Moreover, as stated in Succession of Pittman, 2019-0683, p. 9 (La. App. 4
Cir. 7/1/20), 413 So.3d 1046, 1051:
The removal of a trustee is governed by La. R.S. 9:1789, which states in pertinent part, “[a] trustee shall be removed in accordance with the provisions of the trust instrument or by the proper court for sufficient cause.” As interpreted by Louisiana jurisprudence, “[t]hat statute contemplates more than a mere technical violation of the Trust Code as grounds for removal of a trustee.” Martin v. Martin, 95-0466, p. 4 (La. App. 4 Cir. 10/26/95), 663 So.2d 519, 521 (citing Curtis v. Breaux, 458 So.2d 582 (La. App. 3rd Cir. 1984)). Sufficient cause for the removal of a trustee requires allegations of conflict of interest,
10 hostility, and impairment or interference with proper administration of the trust. McCaffery v. Lindner, 18-163, p. 5 (La. App. 5 Cir. 12/27/18), 263 So.3d 1205, 1210. “Mere hostility or incompatibility between the trustee and a beneficiary is not sufficient grounds for removal; there must be factual allegations that the hostility interfered with or adversely affected the administration of the trust for it to be a reason for removal.” Fertel v. Brooks, 02-0846, p. 10 (La. App. 4 Cir. 9/25/02), 832 So.2d 297, 304.

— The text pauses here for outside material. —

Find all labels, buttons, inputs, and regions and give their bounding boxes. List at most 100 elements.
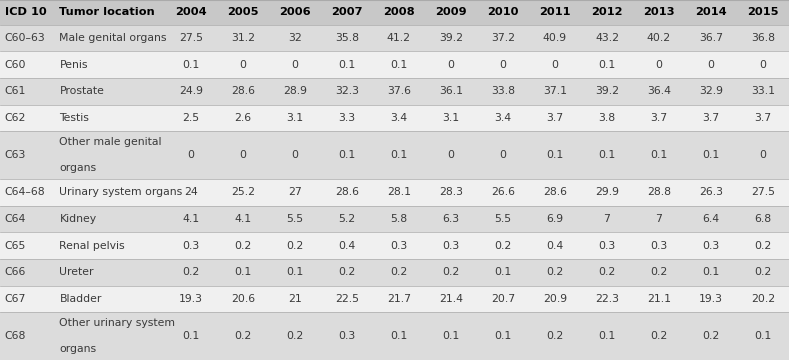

In the present case, the record demonstrates that Rodney successfully refuted
Lisarree’s initial assertions that he failed to file the will for probate and that he
failed to pay the bills of the succession. It appears from the trial court’s reasons for
judgment that the basis for removal was Rodney’s failure to honor Larry’s
intentions (and their verbal agreement) that Rodney would manage the Account in
a representative capacity, dispersing funds to Lisarree through the trust.
As stated above, pursuant to La. R.S. 9:2449(A), benefits from an individual
retirement account shall be paid in accordance with the account agreement. Larry
designated Rodney as the beneficiary, which essentially removed the Account from
the estate, relieving him from any duty to manage the Account for Lisarree.
Based on our review, Lisarree presented no clear and convincing evidence
that Rodney breached his fiduciary duty as executor. In the same respect,
sufficient cause for removal of Rodney as trustee has not been shown.
Accordingly, we find that the trial court abused its discretion in removing Rodney
as the executor/trustee.
CONCLUSION:
For the foregoing reasons, the March 27, 2025 judgment is hereby reversed.